Devs being consistent, until they are not, before the game gets tagged with "on hold" followed by "abandoned" halfway through the content, with overpromising and underdelivering, is a common pattern some people just refuse to see. Games getting updates regularly until completion is far more uncommon. I tossed games onto my watch list and it became a graveyard with page after page of abandoned titles with some of them occasionally receiving a nothingburger update to keep the hope of fans alive, with the same drama unfolding in every thread.
Yeah I just don't buy it. It may be true for this dev (though I doubt it considering past signs) but it's far too common and consistent across the board, and die-hard fans who argue it's totes realsies this time are always present making it a difficult sell.
I would even argue it's more likely. Ignoring the the reasons and motivations for why creators abandon their work and whether it's premeditated or opportunistic, there used to be three basic types of abandonment:
1. Delivers consistently until he doesn't. Just disappears forever. Might log into patreon to collect the money. People see through it immediately and start leaving.

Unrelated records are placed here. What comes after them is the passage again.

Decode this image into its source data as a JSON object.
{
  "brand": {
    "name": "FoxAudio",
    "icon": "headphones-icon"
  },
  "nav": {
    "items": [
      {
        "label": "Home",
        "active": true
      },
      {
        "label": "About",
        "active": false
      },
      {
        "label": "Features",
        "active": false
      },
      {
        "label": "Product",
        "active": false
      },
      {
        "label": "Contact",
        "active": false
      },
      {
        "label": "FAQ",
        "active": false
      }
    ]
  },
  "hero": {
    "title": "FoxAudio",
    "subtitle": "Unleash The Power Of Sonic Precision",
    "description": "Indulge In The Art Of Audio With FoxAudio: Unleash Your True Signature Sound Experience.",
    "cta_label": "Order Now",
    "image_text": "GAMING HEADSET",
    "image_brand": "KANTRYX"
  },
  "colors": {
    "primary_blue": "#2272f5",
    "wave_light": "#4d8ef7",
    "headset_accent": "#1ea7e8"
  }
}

2. Delivers randomly, sometimes every month on day 1, sometimes delayed by half a year. Then disappears. Harder to see through, because people can't tell if this is just a longer break or if it's permanent. Some patrons will justify even longer breaks and will continue paying.
3. Delivers more or less consistently, then delays start happening, but the dev makes excuses and so on.
If MLC is actually abandoned, Nef could have just invented the fourth basic type:
4. Is consistently inconsistent. Makes tons of excuses, but the game is eventually updated. Could disappear for months on end, but an update is eventually released. Until it isn't. People can't tell if it's for real this time, or if it's another delay.
I'm not going to guess Nef's motivations, but again, I saw a few patterns.
A lot of creators start their games as a work of love, but the project grows out of proportion and is too much for one person to handle. Delays start happening naturally because it's getting much harder to add the same amount of content to the game with the same effort.
Some devs grow weary. They started off strong and it's easy to see why. Imagine if you start with 1% and then add 3% of the total content every month. It's easy to see it's going to take 33 months to complete the game. If you're perfectly consistent, the first update grows the game four times, the second update grows it by just 75%, the third one is just 43%, the fourth one is just 30% and so on. The tenth update is below 11% more content. The twentieth update is just above 5% added content. It's easy to feel a sense of underachievement.
Sometimes life happens and you just can't make time to work on the game, and you promise yourself you'll get back to it. But you never do and you can't look patrons in their eyes and tell them that you can't work on the game anymore.
And sometimes it's just because of money. Money happens and popular games make absolutely life-changing amounts of money for one person. I can imagine that once you pay all your debts and just don't
need the money anymore, it's just for pleasure and you get lazy because,
hey, if people are actually paying me, that means I deserve this money, right?
And let's face it, some devs are just in it for the money. I've seen it some 6-10 years ago with blatant cash grabs, minimum effort games that released between one and three updates and if they didn't catch on, the dev just dropped it. It was pretty clear with some developers because they reused the same models, same sets and same rendering settings in different games, hoping one of them will catch on and they can milk it.